Poster
in
Workshop: Structured Probabilistic Inference and Generative Modeling
Hurdle Conjugate Priors for Scalable Tucker Decomposition
John Hood · Aaron Schein
Keywords: [ tucker ] [ Tensor decomposition ] [ bayesian ] [ l0 regularization ]
This paper introduces a novel inference scheme for a class of hurdle priors that exploits sparsity to scale large machine learning models with convolution-closed likelihood distributions, such as the Gaussian and Poisson.

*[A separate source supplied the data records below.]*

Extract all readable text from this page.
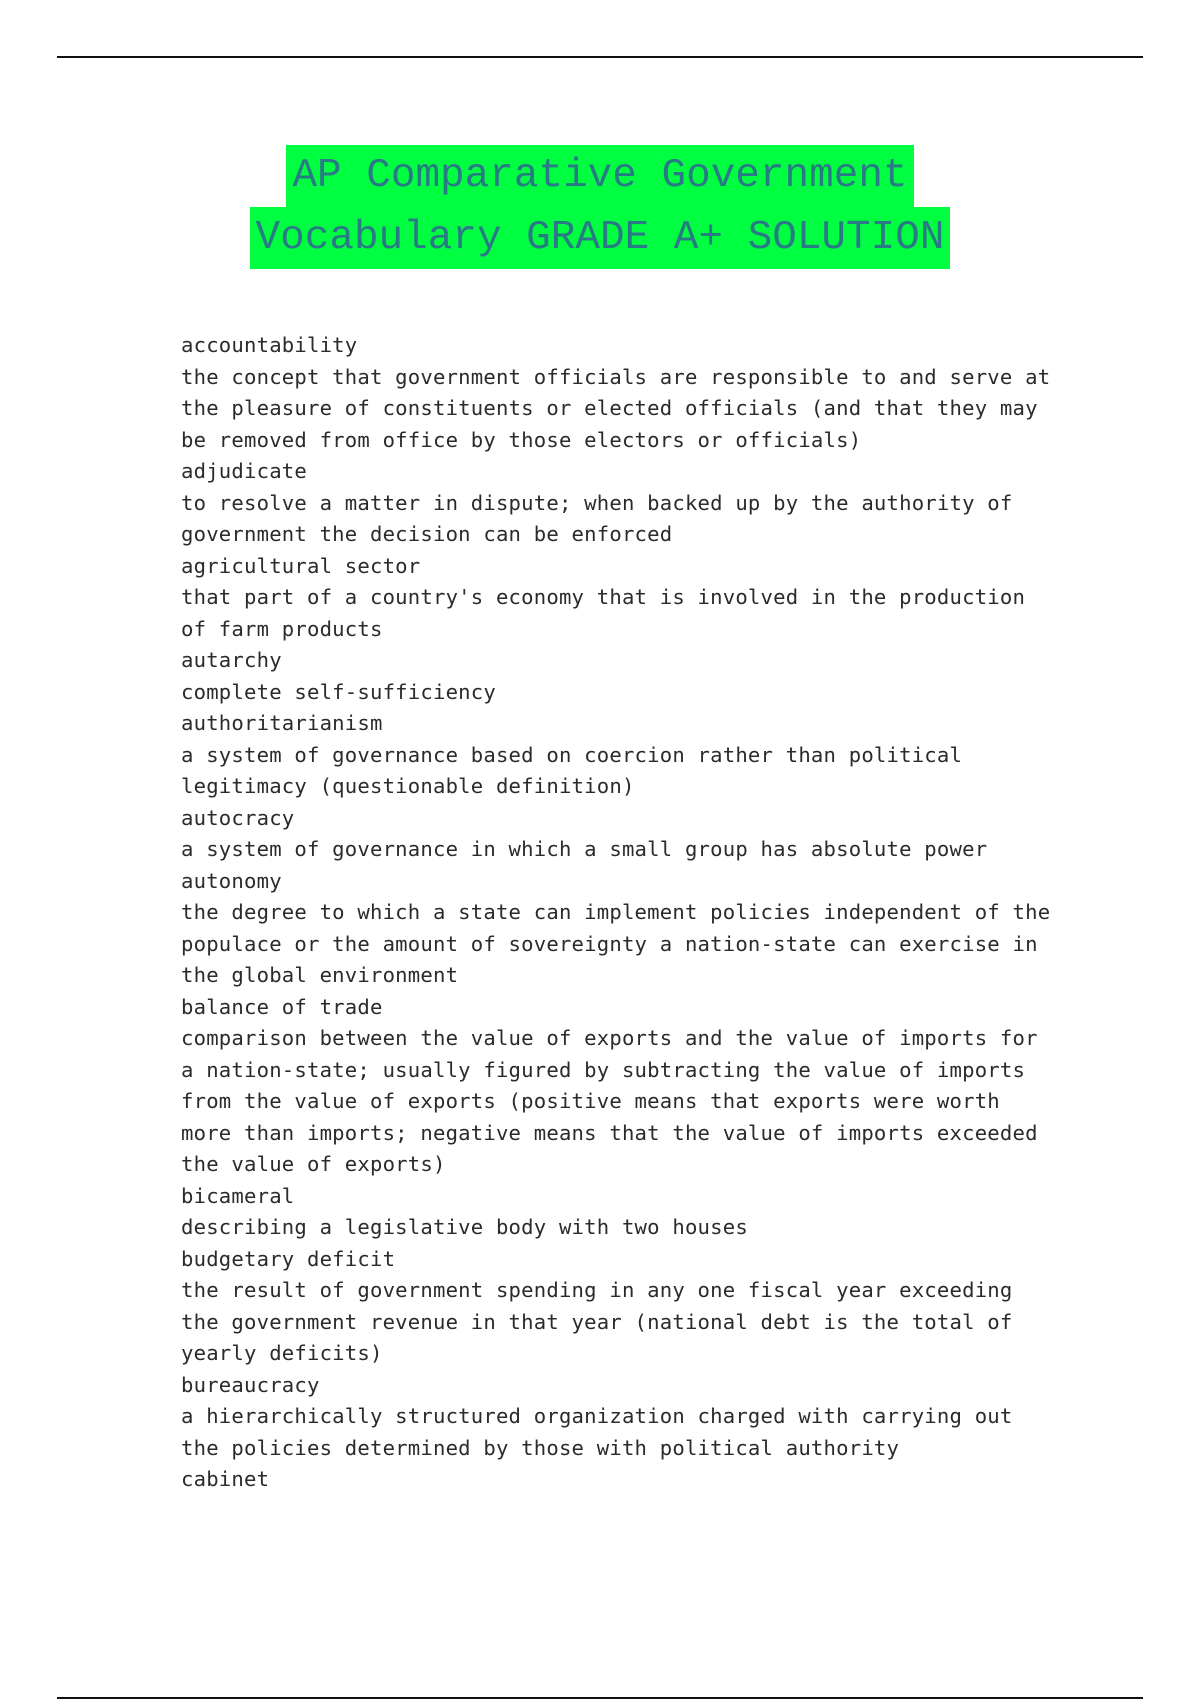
AP Comparative Government
Vocabulary GRADE A+ SOLUTION
accountability
the concept that government officials are responsible to and serve at
the pleasure of constituents or elected officials (and that they may
be removed from office by those electors or officials)
adjudicate
to resolve a matter in dispute; when backed up by the authority of
government the decision can be enforced
agricultural sector
that part of a country's economy that is involved in the production
of farm products
autarchy
complete self-sufficiency
authoritarianism
a system of governance based on coercion rather than political
legitimacy (questionable definition)
autocracy
a system of governance in which a small group has absolute power
autonomy
the degree to which a state can implement policies independent of the
populace or the amount of sovereignty a nation-state can exercise in
the global environment
balance of trade
comparison between the value of exports and the value of imports for
a nation-state; usually figured by subtracting the value of imports
from the value of exports (positive means that exports were worth
more than imports; negative means that the value of imports exceeded
the value of exports)
bicameral
describing a legislative body with two houses
budgetary deficit
the result of government spending in any one fiscal year exceeding
the government revenue in that year (national debt is the total of
yearly deficits)
bureaucracy
a hierarchically structured organization charged with carrying out
the policies determined by those with political authority
cabinet
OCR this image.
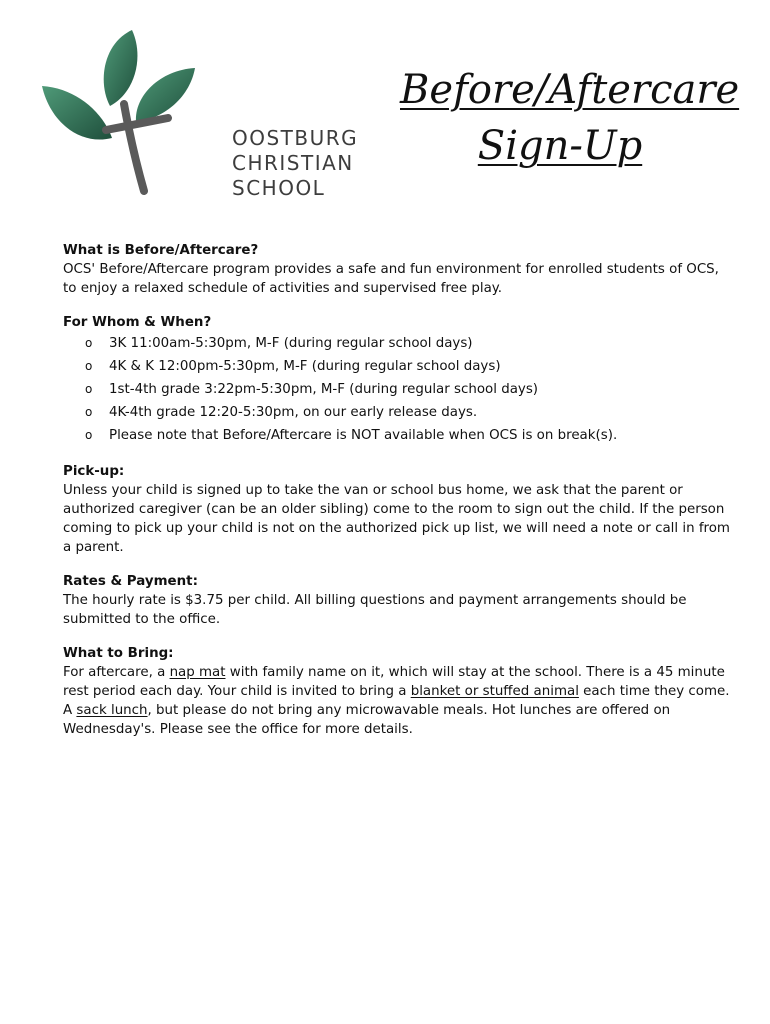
OOSTBURG
CHRISTIAN
SCHOOL
Before/Aftercare
Sign-Up

What is Before/Aftercare?

OCS' Before/Aftercare program provides a safe and fun environment for enrolled students of OCS, to enjoy a relaxed schedule of activities and supervised free play.

For Whom & When?

o 3K 11:00am-5:30pm, M-F (during regular school days)
o 4K & K 12:00pm-5:30pm, M-F (during regular school days)
o 1st-4th grade 3:22pm-5:30pm, M-F (during regular school days)
o 4K-4th grade 12:20-5:30pm, on our early release days.
o Please note that Before/Aftercare is NOT available when OCS is on break(s).

Pick-up:

Unless your child is signed up to take the van or school bus home, we ask that the parent or authorized caregiver (can be an older sibling) come to the room to sign out the child. If the person coming to pick up your child is not on the authorized pick up list, we will need a note or call in from a parent.

Rates & Payment:

The hourly rate is $3.75 per child. All billing questions and payment arrangements should be submitted to the office.

What to Bring:

For aftercare, a nap mat with family name on it, which will stay at the school. There is a 45 minute rest period each day. Your child is invited to bring a blanket or stuffed animal each time they come. A sack lunch, but please do not bring any microwavable meals. Hot lunches are offered on Wednesday's. Please see the office for more details.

We call this the convolution-closed hurdle motif, and focus on the non-negative Tucker decomposition, a tool popular in the literature for modeling multi-way relational data. We apply an instance of the class of hurdle priors, the hurdle gamma prior, to a probabilistic non-negative Tucker method and derive an inference scheme that scales with only the non-zero latent parameters in the core tensor. This scheme avoids the typical exponential blowup in computational cost present in Tucker decomposition, efficiently fitting the data to a high-dimensional latent space. We derive and implement a closed-form Gibbs sampler for full posterior inference and fit our model to longitudinal microbiome data. Using this hurdle motif to quickly train our model, we reveal interpretable qualitative structure and encouraging classification results.